ANKETÖRLERİN CİDDİ BİR ŞEKİLDE YANILACAĞINI DÜŞÜNÜYORUM
Birinci bölge için en az sekiz milletvekili çıkaracağız. AKP-MHP ittifakının alacağı oy çok önemli. Ciddi erime olduğunu gözlemliyoruz. Çok dinamik geçen bir süreç. Anketörlerin ciddi yanılacağını gördüğüm bir süreç. Bir anketör günde 50 anket yaptığında, 20 net cevap alırken, bugün 100 anketten 20 net cevap alıyor. Belirsizlik ve kendini gizleme var. Dipten gelen dalga dedikleri bu. Sessiz çoğunluğun bu kez sandıkları patlatacağını düşünüyorum. İYİ Parti ve HDP’nin de rahatlıkla meclise girebileceğini düşünüyorum. AKP ve MHP’nin ise ciddi düşük oy alacağını düşünüyorum. Meclis çoğunluğunun demokrasi bloğunda olacağını düşünüyorum.

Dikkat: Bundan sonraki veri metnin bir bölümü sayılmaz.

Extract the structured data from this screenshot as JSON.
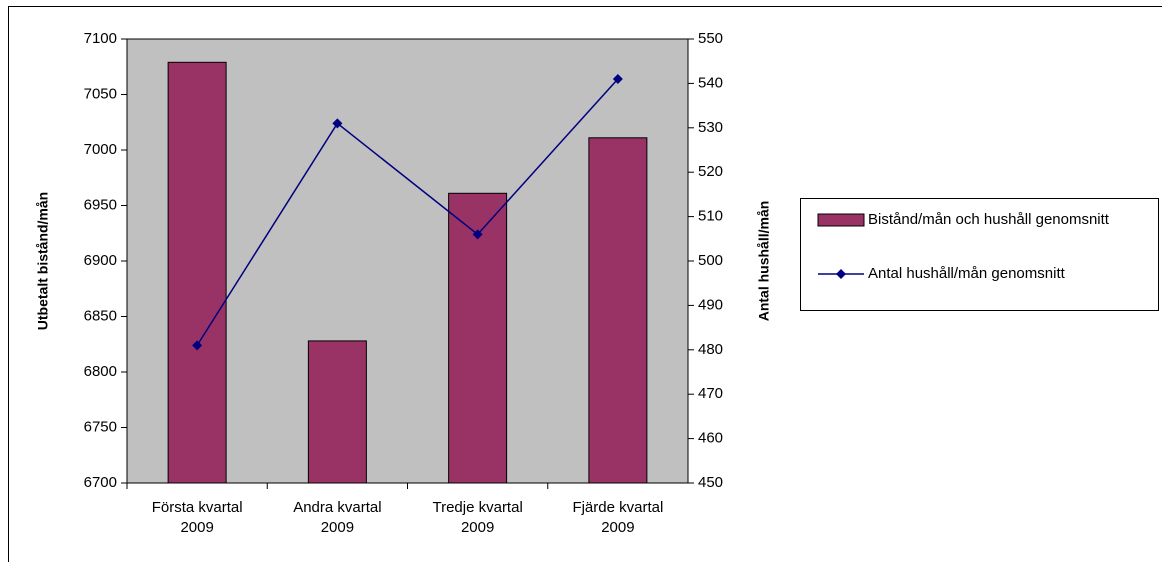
{
  "chart_data": {
    "type": "bar+line",
    "categories": [
      "Första kvartal 2009",
      "Andra kvartal 2009",
      "Tredje kvartal 2009",
      "Fjärde kvartal 2009"
    ],
    "series": [
      {
        "name": "Bistånd/mån och hushåll genomsnitt",
        "type": "bar",
        "color": "#993366",
        "values": [
          7079,
          6828,
          6961,
          7011
        ]
      },
      {
        "name": "Antal hushåll/mån genomsnitt",
        "type": "line",
        "axis": "y2",
        "color": "#000080",
        "values": [
          481,
          531,
          506,
          541
        ]
      }
    ],
    "ylabel": "Utbetalt bistånd/mån",
    "y2label": "Antal hushåll/mån",
    "ylim": [
      6700,
      7100
    ],
    "yticks": [
      6700,
      6750,
      6800,
      6850,
      6900,
      6950,
      7000,
      7050,
      7100
    ],
    "y2lim": [
      450,
      550
    ],
    "y2ticks": [
      450,
      460,
      470,
      480,
      490,
      500,
      510,
      520,
      530,
      540,
      550
    ],
    "grid": false,
    "legend": "right",
    "plot_background": "#c0c0c0"
  }
}
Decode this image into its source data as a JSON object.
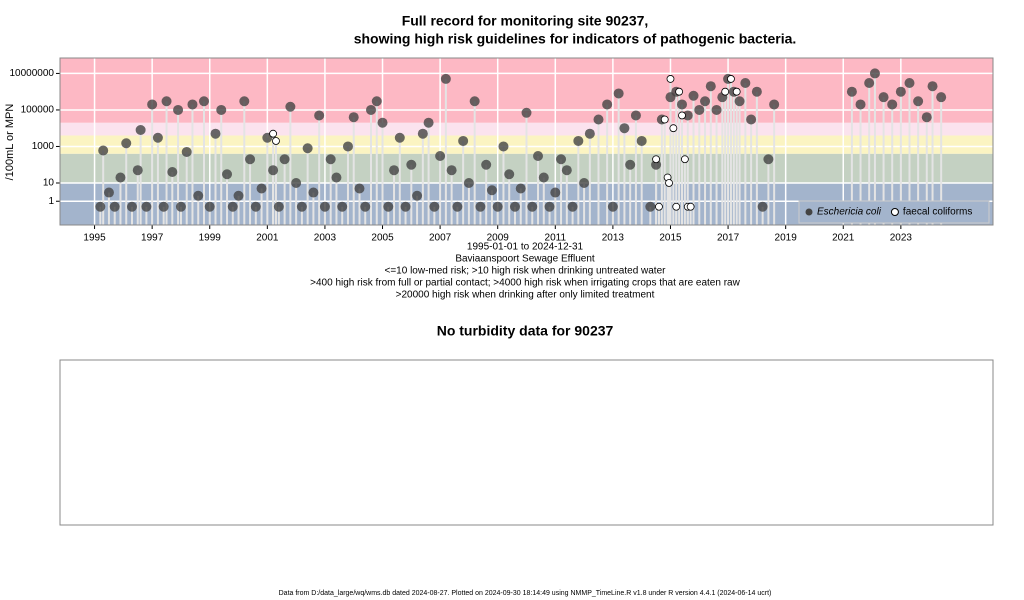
{
  "chart_data": {
    "type": "scatter",
    "title": "Full record for monitoring site 90237,",
    "title2": "showing high risk guidelines for indicators of pathogenic bacteria.",
    "ylabel": "/100mL or MPN",
    "x_range_label": "1995-01-01 to 2024-12-31",
    "site_label": "Baviaanspoort Sewage Effluent",
    "guidelines": [
      "<=10 low-med risk; >10 high risk when drinking untreated water",
      ">400 high risk from full or partial contact; >4000 high risk when irrigating crops that are eaten raw",
      ">20000 high risk when drinking after only limited treatment"
    ],
    "log_y": true,
    "xlim": [
      1993.8,
      2026.2
    ],
    "xticks": [
      1995,
      1997,
      1999,
      2001,
      2003,
      2005,
      2007,
      2009,
      2011,
      2013,
      2015,
      2017,
      2019,
      2021,
      2023
    ],
    "ylim": [
      0.05,
      70000000
    ],
    "yticks": [
      1,
      10,
      1000,
      100000,
      10000000
    ],
    "band_thresholds": [
      10,
      400,
      4000,
      20000
    ],
    "band_colors": [
      "#a3b4cc",
      "#c4d1c2",
      "#fbf4c2",
      "#fbe3ee",
      "#fdb8c4"
    ],
    "legend": "bottom-right",
    "series": [
      {
        "name": "Eschericia coli",
        "color": "#444444",
        "x": [
          1995.2,
          1995.3,
          1995.5,
          1995.7,
          1995.9,
          1996.1,
          1996.3,
          1996.5,
          1996.6,
          1996.8,
          1997.0,
          1997.2,
          1997.4,
          1997.5,
          1997.7,
          1997.9,
          1998.0,
          1998.2,
          1998.4,
          1998.6,
          1998.8,
          1999.0,
          1999.2,
          1999.4,
          1999.6,
          1999.8,
          2000.0,
          2000.2,
          2000.4,
          2000.6,
          2000.8,
          2001.0,
          2001.2,
          2001.4,
          2001.6,
          2001.8,
          2002.0,
          2002.2,
          2002.4,
          2002.6,
          2002.8,
          2003.0,
          2003.2,
          2003.4,
          2003.6,
          2003.8,
          2004.0,
          2004.2,
          2004.4,
          2004.6,
          2004.8,
          2005.0,
          2005.2,
          2005.4,
          2005.6,
          2005.8,
          2006.0,
          2006.2,
          2006.4,
          2006.6,
          2006.8,
          2007.0,
          2007.2,
          2007.4,
          2007.6,
          2007.8,
          2008.0,
          2008.2,
          2008.4,
          2008.6,
          2008.8,
          2009.0,
          2009.2,
          2009.4,
          2009.6,
          2009.8,
          2010.0,
          2010.2,
          2010.4,
          2010.6,
          2010.8,
          2011.0,
          2011.2,
          2011.4,
          2011.6,
          2011.8,
          2012.0,
          2012.2,
          2012.5,
          2012.8,
          2013.0,
          2013.2,
          2013.4,
          2013.6,
          2013.8,
          2014.0,
          2014.3,
          2014.5,
          2014.7,
          2015.0,
          2015.2,
          2015.4,
          2015.6,
          2015.8,
          2016.0,
          2016.2,
          2016.4,
          2016.6,
          2016.8,
          2017.0,
          2017.2,
          2017.4,
          2017.6,
          2017.8,
          2018.0,
          2018.2,
          2018.4,
          2018.6,
          2021.3,
          2021.6,
          2021.9,
          2022.1,
          2022.4,
          2022.7,
          2023.0,
          2023.3,
          2023.6,
          2023.9,
          2024.1,
          2024.4
        ],
        "values": [
          0.5,
          600,
          3,
          0.5,
          20,
          1500,
          0.5,
          50,
          8000,
          0.5,
          200000,
          3000,
          0.5,
          300000,
          40,
          100000,
          0.5,
          500,
          200000,
          2,
          300000,
          0.5,
          5000,
          100000,
          30,
          0.5,
          2,
          300000,
          200,
          0.5,
          5,
          3000,
          50,
          0.5,
          200,
          150000,
          10,
          0.5,
          800,
          3,
          50000,
          0.5,
          200,
          20,
          0.5,
          1000,
          40000,
          5,
          0.5,
          100000,
          300000,
          20000,
          0.5,
          50,
          3000,
          0.5,
          100,
          2,
          5000,
          20000,
          0.5,
          300,
          5000000,
          50,
          0.5,
          2000,
          10,
          300000,
          0.5,
          100,
          4,
          0.5,
          1000,
          30,
          0.5,
          5,
          70000,
          0.5,
          300,
          20,
          0.5,
          3,
          200,
          50,
          0.5,
          2000,
          10,
          5000,
          30000,
          200000,
          0.5,
          800000,
          10000,
          100,
          50000,
          2000,
          0.5,
          100,
          30000,
          500000,
          1000000,
          200000,
          50000,
          600000,
          100000,
          300000,
          2000000,
          100000,
          500000,
          5000000,
          1000000,
          300000,
          3000000,
          30000,
          1000000,
          0.5,
          200,
          200000,
          1000000,
          200000,
          3000000,
          10000000,
          500000,
          200000,
          1000000,
          3000000,
          300000,
          40000,
          2000000,
          500000
        ]
      },
      {
        "name": "faecal coliforms",
        "color": "#ffffff",
        "x": [
          2001.2,
          2001.3,
          2014.5,
          2014.6,
          2014.8,
          2014.9,
          2014.95,
          2015.0,
          2015.1,
          2015.2,
          2015.3,
          2015.4,
          2015.5,
          2015.6,
          2015.7,
          2016.9,
          2017.1,
          2017.3
        ],
        "values": [
          5000,
          2000,
          200,
          0.5,
          30000,
          20,
          10,
          5000000,
          10000,
          0.5,
          1000000,
          50000,
          200,
          0.5,
          0.5,
          1000000,
          5000000,
          1000000
        ]
      }
    ]
  },
  "turbidity": {
    "title": "No turbidity data for 90237"
  },
  "footer": "Data from D:/data_large/wq/wms.db dated 2024-08-27. Plotted on 2024-09-30 18:14:49 using NMMP_TimeLine.R v1.8 under R version 4.4.1 (2024-06-14 ucrt)"
}
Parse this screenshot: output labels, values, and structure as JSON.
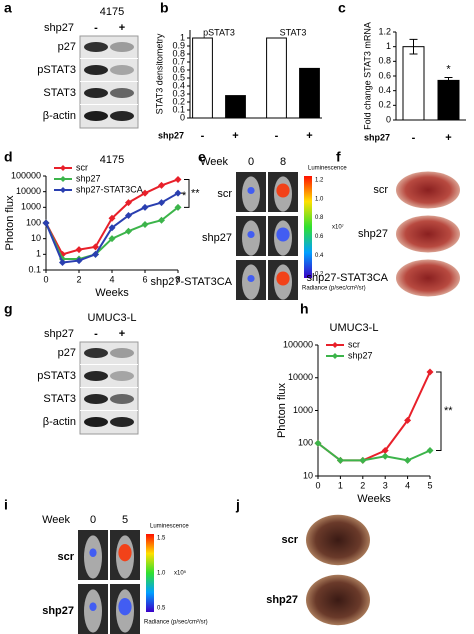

24 HAZİRAN’IN DEMOKRASİ BAYRAMINA DÖNÜŞMESİNİ UMUYORUM
Çekirdeğe çiğdem, simite gevrek diyoruz. Artık tamam diye başlamıştık. Bu kez oy birliğiyle tamam’a dönüştüğünü görüyorum. Bu kez de Cumhurbaşkanına İnce diyeceğini görüyorum İzmirlilerin. Her bir oyun çok kıymetli olduğunu biliyorum. Vatandaşların özgür iradesiyle oy kullanmasını istiyorum. Yüzde 87 katılım oranı var. Yüzde 92’ye çıkaralım sandığa gitme oranını. Sandıklara giderek katılımı arttırmasını rica ediyorum İzmirlilerden. 24 Haziran’ın demokrasi bayramına dönüşmesini umuyorum.